Enviada em 27/08/2019

Na mitologia grega, Hércules foi perseguido desde o seu nascimento, tendo que - ainda bebê - lidar com duas serpentes que foram enviadas para matá-lo. Hodiernamente, esse mito assemelha-se à luta cotidiana de muitas crianças brasileiras que, mediante a abusos, não possuem um pilar para se apoiar. Logo, fica evidente que esse problema ocorre devido à índole desvirtuosa dos agressores e à falta de atenção do Estado à questão.

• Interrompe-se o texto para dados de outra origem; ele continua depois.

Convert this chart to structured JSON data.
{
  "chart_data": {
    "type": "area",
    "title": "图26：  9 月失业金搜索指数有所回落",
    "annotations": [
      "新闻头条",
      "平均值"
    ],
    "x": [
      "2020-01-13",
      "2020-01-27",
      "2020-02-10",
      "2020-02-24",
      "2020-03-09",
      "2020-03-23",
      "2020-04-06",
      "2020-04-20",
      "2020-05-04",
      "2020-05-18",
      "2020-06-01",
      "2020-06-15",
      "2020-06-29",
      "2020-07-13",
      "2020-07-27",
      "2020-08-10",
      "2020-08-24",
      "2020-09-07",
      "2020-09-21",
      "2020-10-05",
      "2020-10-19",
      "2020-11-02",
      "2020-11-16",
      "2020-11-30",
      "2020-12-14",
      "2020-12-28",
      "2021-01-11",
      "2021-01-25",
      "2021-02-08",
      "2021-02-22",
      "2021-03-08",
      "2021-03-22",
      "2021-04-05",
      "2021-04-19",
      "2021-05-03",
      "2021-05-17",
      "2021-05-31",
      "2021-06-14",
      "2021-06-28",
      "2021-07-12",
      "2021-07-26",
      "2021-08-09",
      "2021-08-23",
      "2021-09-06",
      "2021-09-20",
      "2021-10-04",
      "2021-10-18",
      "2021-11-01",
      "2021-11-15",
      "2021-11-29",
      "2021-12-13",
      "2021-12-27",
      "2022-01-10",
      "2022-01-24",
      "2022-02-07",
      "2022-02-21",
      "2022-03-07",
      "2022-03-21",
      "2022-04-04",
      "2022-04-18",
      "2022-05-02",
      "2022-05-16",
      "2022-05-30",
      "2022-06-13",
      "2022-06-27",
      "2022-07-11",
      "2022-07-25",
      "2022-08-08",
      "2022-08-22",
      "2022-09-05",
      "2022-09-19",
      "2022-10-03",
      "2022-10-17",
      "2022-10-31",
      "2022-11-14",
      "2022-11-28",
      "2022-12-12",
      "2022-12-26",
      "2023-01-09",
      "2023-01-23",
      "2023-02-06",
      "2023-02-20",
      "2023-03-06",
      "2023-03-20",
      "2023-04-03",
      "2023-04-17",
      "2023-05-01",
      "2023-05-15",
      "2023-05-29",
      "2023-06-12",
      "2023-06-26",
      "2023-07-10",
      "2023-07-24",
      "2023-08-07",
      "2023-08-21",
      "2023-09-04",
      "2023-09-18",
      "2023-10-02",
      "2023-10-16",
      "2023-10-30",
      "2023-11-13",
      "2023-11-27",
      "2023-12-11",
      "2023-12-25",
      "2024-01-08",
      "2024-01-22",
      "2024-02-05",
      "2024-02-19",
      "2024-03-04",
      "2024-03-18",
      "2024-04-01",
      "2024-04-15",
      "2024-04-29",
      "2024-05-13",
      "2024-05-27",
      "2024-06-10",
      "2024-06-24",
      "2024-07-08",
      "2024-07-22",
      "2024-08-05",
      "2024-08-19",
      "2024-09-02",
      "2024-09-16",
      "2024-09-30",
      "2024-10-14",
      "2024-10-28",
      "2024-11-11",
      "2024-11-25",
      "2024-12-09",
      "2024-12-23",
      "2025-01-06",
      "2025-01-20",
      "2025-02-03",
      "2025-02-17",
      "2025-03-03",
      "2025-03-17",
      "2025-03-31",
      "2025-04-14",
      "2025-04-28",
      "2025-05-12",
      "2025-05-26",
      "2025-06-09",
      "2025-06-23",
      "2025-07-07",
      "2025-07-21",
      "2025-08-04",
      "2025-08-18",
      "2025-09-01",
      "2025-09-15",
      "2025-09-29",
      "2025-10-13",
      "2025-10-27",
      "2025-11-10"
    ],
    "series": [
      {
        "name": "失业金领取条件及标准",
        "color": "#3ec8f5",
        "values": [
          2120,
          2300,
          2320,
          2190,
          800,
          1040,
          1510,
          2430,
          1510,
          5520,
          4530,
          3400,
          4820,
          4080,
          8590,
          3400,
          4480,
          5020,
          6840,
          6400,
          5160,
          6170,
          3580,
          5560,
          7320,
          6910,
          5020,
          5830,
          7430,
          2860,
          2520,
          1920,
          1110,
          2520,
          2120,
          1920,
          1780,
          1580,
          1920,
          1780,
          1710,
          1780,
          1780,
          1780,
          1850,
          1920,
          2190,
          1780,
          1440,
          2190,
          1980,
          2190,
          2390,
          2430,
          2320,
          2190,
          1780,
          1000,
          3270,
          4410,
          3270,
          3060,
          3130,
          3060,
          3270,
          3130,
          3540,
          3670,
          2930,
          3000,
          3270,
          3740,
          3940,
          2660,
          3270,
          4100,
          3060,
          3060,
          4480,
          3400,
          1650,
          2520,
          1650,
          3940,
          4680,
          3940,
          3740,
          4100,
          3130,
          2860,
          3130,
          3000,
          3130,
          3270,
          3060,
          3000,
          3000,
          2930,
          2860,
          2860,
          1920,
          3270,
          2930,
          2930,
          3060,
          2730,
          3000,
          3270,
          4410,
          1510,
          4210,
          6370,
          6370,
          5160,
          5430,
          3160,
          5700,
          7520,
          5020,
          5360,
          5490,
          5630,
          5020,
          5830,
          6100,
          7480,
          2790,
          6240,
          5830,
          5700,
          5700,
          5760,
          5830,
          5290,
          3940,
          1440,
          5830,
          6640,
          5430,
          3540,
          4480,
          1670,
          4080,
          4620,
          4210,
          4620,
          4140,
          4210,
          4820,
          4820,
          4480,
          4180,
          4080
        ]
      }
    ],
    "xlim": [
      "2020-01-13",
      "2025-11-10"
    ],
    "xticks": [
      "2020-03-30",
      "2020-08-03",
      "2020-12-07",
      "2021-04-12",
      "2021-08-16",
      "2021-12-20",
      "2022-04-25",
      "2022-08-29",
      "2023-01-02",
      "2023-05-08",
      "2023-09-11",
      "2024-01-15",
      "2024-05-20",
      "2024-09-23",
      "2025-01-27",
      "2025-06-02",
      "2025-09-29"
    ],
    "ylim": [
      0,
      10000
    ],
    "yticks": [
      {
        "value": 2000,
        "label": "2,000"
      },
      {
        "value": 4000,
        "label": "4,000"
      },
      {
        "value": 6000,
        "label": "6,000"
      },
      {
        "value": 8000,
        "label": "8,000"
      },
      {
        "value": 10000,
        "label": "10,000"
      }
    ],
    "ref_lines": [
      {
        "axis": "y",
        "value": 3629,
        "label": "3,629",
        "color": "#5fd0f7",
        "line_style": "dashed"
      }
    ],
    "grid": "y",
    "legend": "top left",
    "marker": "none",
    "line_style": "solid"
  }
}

Nesse contexto, é válido apontar a formação moral deturpada dos abusadores como a principal causa da violência infantil. Conforme o filósofo Immanuel Kant, o princípio da ética é agir de forma que essa ação possa ser uma prática universal. De maneira análoga, a violação dos direitos de uma criança, seja por agressão física ou mental, vai de encontro à ética Kantiana, dado que se todos os cidadãos a praticassem, a sociedade entraria em colapso. Conclui-se, pois, que a transgressão dos direitos humanos é prejudicial à ordem social.

Outrossim, é válido ressaltar a ineficiência do Estado em fornecer o apoio adequado para esse público. Segundo o filósofo Thomas Hobbes, o estado é responsável por garantir o bem-estar da população. No entanto, devido à falta de atuação das autoridades, muitos se sentem livres para abusar da fragilidade física e emocional de uma criança, por meio de ameaças e agressões, fomentando danos psicológicos graves a longo prazo, o que, em grande escala, contribui para a distopia da sociedade, devido ao estado mental dos indivíduos que a compõem.

Urge, portanto, que o governo, por meio de profissionais especializados, promova visitas mensais em residências que tenham crianças, a fim de apoiá-las e identificar qualquer tipo de violência. Ademais, é necessário que o Ministério da Educação, em parceria com instituições formadoras de opinião - como escolas e universidades -, promova palestras e seminários, por meio de feiras culturais a respeito da empatia e valores virtuosos, buscando fornecer uma formação moral adequada e fazer jus, assim, à afirmação de Pitágoras: “Educai as crianças para que não seja necessário punir os adultos”.